Le HCR demande de suspendre les expulsions vers la Côte d'Ivoire

Ceci est un résumé des déclarations du porte-parole du HCR Andrej Mahecic – à qui toute citation peut être attribuée – lors de la conférence de presse du 21 janvier 2011 au Palais des Nations à Genève.

Avec la persistance de la situation instable en Côte d'Ivoire, le HCR se félicite de la coopération constructive des pays voisins envers les réfugiés. La Guinée et le Libéria ont officiellement déclaré qu'ils octroiront automatiquement le statut de réfugiés aux Ivoiriens à leur arrivée sur une base prima facie. En Europe, parallèlement, des pays ont cessé les expulsions, y compris celles de demandeurs d'asile déboutés.

Le HCR publie ce matin une recommandation aux gouvernements à travers le monde les exhortant à en faire de même et à suspendre tous les retours forcés vers la Côte d'Ivoire dans l'attente d'une amélioration de la situation en matière de sécurité et de respect des droits humains.

Depuis les élections du 28 novembre, de nombreux incidents de violence et des violations des droits humains ont été rapportés, y compris contre des femmes, des enfants et des personnes déplacées. Des enlèvements, des disparitions, des exécutions extrajudiciaires et des actes de violences se seraient déroulés à Abidjan et ailleurs dans le pays.
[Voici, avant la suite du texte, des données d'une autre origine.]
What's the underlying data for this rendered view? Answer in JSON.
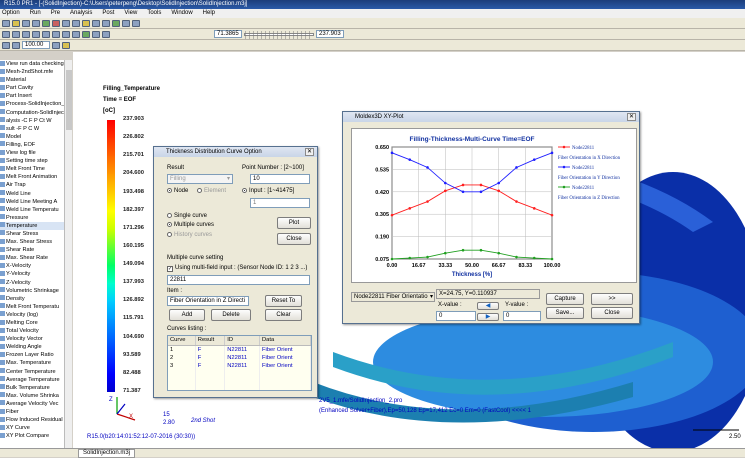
{
  "window": {
    "title": "R15.0 PR1 - [-(SolidInjection)-C:\\Users\\peterpeng\\Desktop\\SolidInjection\\SolidInjection.m3j]"
  },
  "menu": [
    "Option",
    "Run",
    "Pre",
    "Analysis",
    "Post",
    "View",
    "Tools",
    "Window",
    "Help"
  ],
  "toolbar": {
    "zoom_value": "100.00",
    "coord1": "71.3865",
    "coord2": "237.903"
  },
  "tree": {
    "items": [
      "View run data checking",
      "Mesh-2ndShot.mfe",
      "Material",
      "Part Cavity",
      "Part Insert",
      "Process-SolidInjection_",
      "Computation-SolidInject",
      "alysis -C F P Ct W",
      "sult -F P C W",
      "Model",
      "Filling, EOF",
      "View log file",
      "Setting time step",
      "Melt Front Time",
      "Melt Front Animation",
      "Air Trap",
      "Weld Line",
      "Weld Line Meeting A",
      "Weld Line Temperatu",
      "Pressure",
      "Temperature",
      "Shear Stress",
      "Max. Shear Stress",
      "Shear Rate",
      "Max. Shear Rate",
      "X-Velocity",
      "Y-Velocity",
      "Z-Velocity",
      "Volumetric Shrinkage",
      "Density",
      "Melt Front Temperatu",
      "Velocity (log)",
      "Melting Core",
      "Total Velocity",
      "Velocity Vector",
      "Welding Angle",
      "Frozen Layer Ratio",
      "Max. Temperature",
      "Center Temperature",
      "Average Temperature",
      "Bulk Temperature",
      "Max. Volume Shrinka",
      "Average Velocity Vec",
      "Fiber",
      "Flow Induced Residual",
      "XY Curve",
      "XY Plot Compare"
    ],
    "selected_index": 20
  },
  "legend": {
    "title": "Filling_Temperature",
    "time": "Time = EOF",
    "unit": "[oC]",
    "values": [
      "237.903",
      "226.802",
      "215.701",
      "204.600",
      "193.498",
      "182.397",
      "171.296",
      "160.195",
      "149.094",
      "137.993",
      "126.892",
      "115.791",
      "104.690",
      "93.589",
      "82.488",
      "71.387"
    ],
    "colors": [
      "#ff0000",
      "#ff3300",
      "#ff6600",
      "#ff9900",
      "#ffcc00",
      "#ffff00",
      "#ccff00",
      "#66ff33",
      "#00ff66",
      "#00ffcc",
      "#00ccff",
      "#0099ff",
      "#0066ff",
      "#0033ff",
      "#0000ff",
      "#0000cc"
    ]
  },
  "viewport": {
    "solver_line1": "2V5_1.mfe/SolidInjection_2.pro",
    "solver_line2": "(Enhanced Solver+Fiber),Ep=50,128 Ep=17,412 Ec=0 Em=0 (FastCool)  <<<< 1",
    "shot_label": "2nd Shot",
    "footer": "R15.0(b20:14:01:52:12-07-2016 (30:30))",
    "axis_z": "Z",
    "axis_y": "Y",
    "axis_x": "X",
    "scale_label": "2.80",
    "scale_num": "15",
    "right_scale": "2.50"
  },
  "tdc_dialog": {
    "title": "Thickness Distribution Curve Option",
    "result_label": "Result",
    "result_value": "Filling",
    "node_label": "Node",
    "element_label": "Element",
    "point_number_label": "Point Number : [2~100]",
    "point_number_value": "10",
    "input_label": "Input : [1~41475]",
    "input_value": "1",
    "single_curve": "Single curve",
    "multiple_curves": "Multiple curves",
    "history_curves": "History curves",
    "plot_button": "Plot",
    "close_button": "Close",
    "multi_setting_label": "Multiple curve setting",
    "multi_field_label": "Using multi-field input : (Sensor Node ID: 1 2 3 ...)",
    "multi_field_value": "22811",
    "item_label": "Item :",
    "item_value": "Fiber Orientation in Z Directi",
    "reset_button": "Reset To",
    "add_button": "Add",
    "delete_button": "Delete",
    "clear_button": "Clear",
    "curves_listing_label": "Curves listing :",
    "table_headers": [
      "Curve",
      "Result",
      "ID",
      "Data"
    ],
    "table_rows": [
      [
        "1",
        "F",
        "N22811",
        "Fiber Orient"
      ],
      [
        "2",
        "F",
        "N22811",
        "Fiber Orient"
      ],
      [
        "3",
        "F",
        "N22811",
        "Fiber Orient"
      ]
    ]
  },
  "xy_dialog": {
    "title": "Moldex3D XY-Plot",
    "chart_title": "Filling-Thickness-Multi-Curve Time=EOF",
    "xlabel": "Thickness [%]",
    "legend": [
      "Node22811",
      "Fiber Orientation in X Direction",
      "Node22811",
      "Fiber Orientation in Y Direction",
      "Node22811",
      "Fiber Orientation in Z Direction"
    ],
    "node_select": "Node22811 Fiber Orientatio",
    "cursor_readout": "X=24.75, Y=0.110937",
    "x_value_label": "X-value :",
    "x_value": "0",
    "y_value_label": "Y-value :",
    "y_value": "0",
    "capture_button": "Capture",
    "next_button": ">>",
    "save_button": "Save...",
    "close_button": "Close"
  },
  "chart_data": {
    "type": "line",
    "title": "Filling-Thickness-Multi-Curve Time=EOF",
    "xlabel": "Thickness [%]",
    "ylabel": "",
    "xlim": [
      0,
      100
    ],
    "ylim": [
      0.075,
      0.65
    ],
    "xticks": [
      "0.00",
      "16.67",
      "33.33",
      "50.00",
      "66.67",
      "83.33",
      "100.00"
    ],
    "yticks": [
      "0.650",
      "0.535",
      "0.420",
      "0.305",
      "0.190",
      "0.075"
    ],
    "x": [
      0,
      11.1,
      22.2,
      33.3,
      44.4,
      55.6,
      66.7,
      77.8,
      88.9,
      100
    ],
    "series": [
      {
        "name": "Fiber Orientation in X Direction",
        "color": "#ff2020",
        "values": [
          0.3,
          0.335,
          0.37,
          0.425,
          0.455,
          0.455,
          0.425,
          0.37,
          0.335,
          0.3
        ]
      },
      {
        "name": "Fiber Orientation in Y Direction",
        "color": "#2020ff",
        "values": [
          0.62,
          0.585,
          0.545,
          0.465,
          0.42,
          0.42,
          0.465,
          0.545,
          0.585,
          0.62
        ]
      },
      {
        "name": "Fiber Orientation in Z Direction",
        "color": "#20a020",
        "values": [
          0.075,
          0.08,
          0.085,
          0.105,
          0.12,
          0.12,
          0.105,
          0.085,
          0.08,
          0.075
        ]
      }
    ],
    "grid": true,
    "legend_position": "right"
  },
  "statusbar": {
    "tab": "SolidInjection.m3j"
  }
}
Actuellement, il reste quelque 18 000 personnes déplacées internes dans l'ouest du pays, et environ 30 000 réfugiés au Libéria voisin, alors qu'en Guinée nous avons déjà enregistré 340 réfugiés. Le nombre de personnes arrivant au Ghana, au Mali et au Burkina Faso est relativement faible et se situe en-dessous du niveau où serait déclenchée une opération du HCR en réponse à une situation d'urgence.